There is no staging system for this disease.
Prognostic factors include:[8,9,10,11,12]
- Age 65 years or older.
- Anemia (hemoglobin <10 g/dL).
- Constitutional symptoms: fever, night sweats, or weight loss.
- Leukocytosis (WBC >25 × 109 /L).
- Circulating blasts of at least 1%.
Patients without any of the adverse features, excluding age, have a median survival of more than 10 to 15 years, but the presence of any two of the adverse features lowers the median survival to less than 4 years.[13,14] International prognostic scoring systems incorporate the aforementioned prognostic factors.[13,15]
Karyotype abnormalities can also affect prognosis. In a retrospective series, the 13q and 20q deletions and trisomy 9 correlated with improved survival and no leukemia transformation in comparison with the worse prognosis with trisomy 8, complex karyotype, -7/7q-, i(17q), inv(3), -5/5q-, 12p-, or 11q23 rearrangement.[7,16]
Asymptomatic low-risk patients (based on the aforementioned prognostic systems) should be followed with a watchful-waiting approach. The development of symptomatic anemia, marked leukocytosis, drenching night sweats, weight loss, fever, or symptomatic splenomegaly would warrant therapeutic intervention.
The profound anemia that develops in this disease usually requires red blood cell transfusion. Red blood cell survival is markedly decreased in some patients; this can sometimes be treated with glucocorticoids. Disease-associated anemia may occasionally respond to the following:[4,17,18,19]
- Erythropoietic growth factors. Erythropoietin and darbepoetin are less likely to help when patients are transfusion dependent or manifest a serum erythropoietin level greater than 125 U/L.[20,21]

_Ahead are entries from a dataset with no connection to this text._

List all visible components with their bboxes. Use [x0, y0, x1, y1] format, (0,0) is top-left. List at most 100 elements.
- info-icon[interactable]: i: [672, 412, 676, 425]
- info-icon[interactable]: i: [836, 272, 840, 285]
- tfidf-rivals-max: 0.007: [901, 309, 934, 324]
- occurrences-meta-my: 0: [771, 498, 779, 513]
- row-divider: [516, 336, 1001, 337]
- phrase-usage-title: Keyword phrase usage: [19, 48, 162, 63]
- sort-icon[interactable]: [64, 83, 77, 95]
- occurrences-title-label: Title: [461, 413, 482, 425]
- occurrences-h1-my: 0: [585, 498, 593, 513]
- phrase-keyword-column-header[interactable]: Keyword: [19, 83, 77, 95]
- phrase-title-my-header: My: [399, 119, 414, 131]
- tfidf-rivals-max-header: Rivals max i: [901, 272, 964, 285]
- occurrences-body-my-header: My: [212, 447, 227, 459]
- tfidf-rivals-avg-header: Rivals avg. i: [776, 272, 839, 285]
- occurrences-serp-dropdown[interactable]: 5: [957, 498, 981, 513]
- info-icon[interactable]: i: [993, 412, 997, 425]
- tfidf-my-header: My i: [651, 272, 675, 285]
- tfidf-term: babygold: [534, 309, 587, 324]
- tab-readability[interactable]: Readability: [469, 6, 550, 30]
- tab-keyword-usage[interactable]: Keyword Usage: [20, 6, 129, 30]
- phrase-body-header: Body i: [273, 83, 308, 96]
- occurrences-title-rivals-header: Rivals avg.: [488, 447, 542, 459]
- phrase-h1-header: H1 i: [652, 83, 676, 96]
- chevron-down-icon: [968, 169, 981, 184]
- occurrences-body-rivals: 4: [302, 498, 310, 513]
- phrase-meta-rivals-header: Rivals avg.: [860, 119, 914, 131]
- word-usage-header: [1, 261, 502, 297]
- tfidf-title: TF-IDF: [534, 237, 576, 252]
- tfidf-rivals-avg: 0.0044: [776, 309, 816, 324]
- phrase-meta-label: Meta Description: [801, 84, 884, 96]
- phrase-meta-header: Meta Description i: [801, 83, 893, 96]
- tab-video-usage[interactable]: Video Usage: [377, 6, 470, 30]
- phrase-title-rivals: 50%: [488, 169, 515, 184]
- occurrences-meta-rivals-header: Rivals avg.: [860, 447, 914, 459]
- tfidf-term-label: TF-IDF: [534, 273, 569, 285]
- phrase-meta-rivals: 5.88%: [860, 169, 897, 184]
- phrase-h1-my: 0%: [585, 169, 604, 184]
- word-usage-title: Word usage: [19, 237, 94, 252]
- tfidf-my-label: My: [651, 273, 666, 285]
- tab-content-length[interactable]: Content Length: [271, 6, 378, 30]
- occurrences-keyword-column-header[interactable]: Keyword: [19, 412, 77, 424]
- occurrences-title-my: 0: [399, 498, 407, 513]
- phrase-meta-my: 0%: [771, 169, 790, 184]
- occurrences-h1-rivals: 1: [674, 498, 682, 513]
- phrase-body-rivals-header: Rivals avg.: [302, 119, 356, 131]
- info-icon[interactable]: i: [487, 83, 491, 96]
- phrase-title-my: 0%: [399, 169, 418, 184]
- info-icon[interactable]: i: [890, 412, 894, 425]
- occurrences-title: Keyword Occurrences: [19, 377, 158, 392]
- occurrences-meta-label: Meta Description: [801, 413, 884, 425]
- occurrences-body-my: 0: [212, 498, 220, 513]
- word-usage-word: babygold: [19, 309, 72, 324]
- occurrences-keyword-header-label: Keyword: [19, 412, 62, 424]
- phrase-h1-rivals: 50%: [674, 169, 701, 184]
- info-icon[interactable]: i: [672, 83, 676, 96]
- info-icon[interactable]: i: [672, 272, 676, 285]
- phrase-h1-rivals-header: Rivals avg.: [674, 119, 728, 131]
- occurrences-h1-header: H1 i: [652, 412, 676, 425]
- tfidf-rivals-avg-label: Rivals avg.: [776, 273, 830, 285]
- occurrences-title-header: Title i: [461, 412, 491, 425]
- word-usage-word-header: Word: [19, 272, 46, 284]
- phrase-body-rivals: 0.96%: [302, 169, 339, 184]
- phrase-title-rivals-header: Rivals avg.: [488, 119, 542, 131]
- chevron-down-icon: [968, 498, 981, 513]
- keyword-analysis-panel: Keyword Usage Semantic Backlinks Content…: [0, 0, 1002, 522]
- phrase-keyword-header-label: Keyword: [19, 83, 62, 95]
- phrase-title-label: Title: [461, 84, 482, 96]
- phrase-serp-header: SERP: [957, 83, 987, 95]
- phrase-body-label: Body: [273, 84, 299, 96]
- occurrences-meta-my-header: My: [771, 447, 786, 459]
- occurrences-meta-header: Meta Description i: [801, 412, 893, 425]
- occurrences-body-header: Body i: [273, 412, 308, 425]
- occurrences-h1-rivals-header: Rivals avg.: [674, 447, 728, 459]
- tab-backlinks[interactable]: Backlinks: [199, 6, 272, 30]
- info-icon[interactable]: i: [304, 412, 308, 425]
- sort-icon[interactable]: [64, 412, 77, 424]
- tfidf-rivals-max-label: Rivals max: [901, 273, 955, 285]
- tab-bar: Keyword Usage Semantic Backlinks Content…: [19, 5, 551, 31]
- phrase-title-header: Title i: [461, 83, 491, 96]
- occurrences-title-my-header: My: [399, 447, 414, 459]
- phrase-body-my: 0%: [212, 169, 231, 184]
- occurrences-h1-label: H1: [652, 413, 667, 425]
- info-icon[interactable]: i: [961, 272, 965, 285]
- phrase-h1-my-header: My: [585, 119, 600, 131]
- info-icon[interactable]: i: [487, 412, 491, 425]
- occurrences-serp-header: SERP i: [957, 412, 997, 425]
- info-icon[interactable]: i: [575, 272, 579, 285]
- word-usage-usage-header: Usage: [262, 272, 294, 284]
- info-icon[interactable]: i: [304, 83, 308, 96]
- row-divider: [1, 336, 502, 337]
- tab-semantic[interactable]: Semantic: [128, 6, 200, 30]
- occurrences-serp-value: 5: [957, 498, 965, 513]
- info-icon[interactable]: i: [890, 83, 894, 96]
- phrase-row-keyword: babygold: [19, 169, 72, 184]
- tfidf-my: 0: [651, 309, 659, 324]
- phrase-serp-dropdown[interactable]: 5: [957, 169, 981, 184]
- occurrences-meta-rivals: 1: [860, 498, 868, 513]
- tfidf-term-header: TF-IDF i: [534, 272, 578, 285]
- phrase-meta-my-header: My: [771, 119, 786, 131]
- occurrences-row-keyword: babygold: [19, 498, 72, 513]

- Prednisone (40–80 mg/day).
- Danazol (600 mg/day).
- Thalidomide (50 mg/day) ± prednisone. Patients on thalidomide require prophylaxis for avoiding thrombosis and careful monitoring for hematologic toxicity.
- Lenalidomide (10 mg/day) ± prednisone.[23,24,25] In the presence of del(5q), lenalidomide with or without prednisone, can reverse anemia and splenomegaly in most patients.[23,24,25] However, patients on lenalidomide require prophylaxis for avoiding thrombosis and careful monitoring for hematologic toxicity.
- Pomalidomide. Patients on pomalidomide require prophylaxis for avoiding thrombosis and careful monitoring for hematologic toxicity.
Ruxolitinib, an inhibitor of JAK1 and JAK2, can reduce the splenomegaly and debilitating symptoms of weight loss, fatigue, and night sweats for patients with JAK2-positive or JAK2-negative primary myelofibrosis, post–essential thrombocythemia myelofibrosis, or post–polycythemia vera myelofibrosis. In two prospective, randomized trials, 528 higher-risk patients were randomly assigned to ruxolitinib or to best available therapy or placebo; at 48 weeks, patients on ruxolitinib had a decrease of 40% to 60% in mean palpable spleen length or in spleen volume compared with an increase of 1% to 4% with best available therapy.[Level of evidence: 1iiDiv]; [Level of evidence: 1iDiv] Ruxolitinib also improved overall quality-of-life measures with low toxic effects in both studies but with no benefit in overall survival. Discontinuation of ruxolitinib results in a rapid worsening of splenomegaly and recurrence of systemic symptoms.[28,29,30] Other JAK2 inhibitors are currently being studied in clinical trials.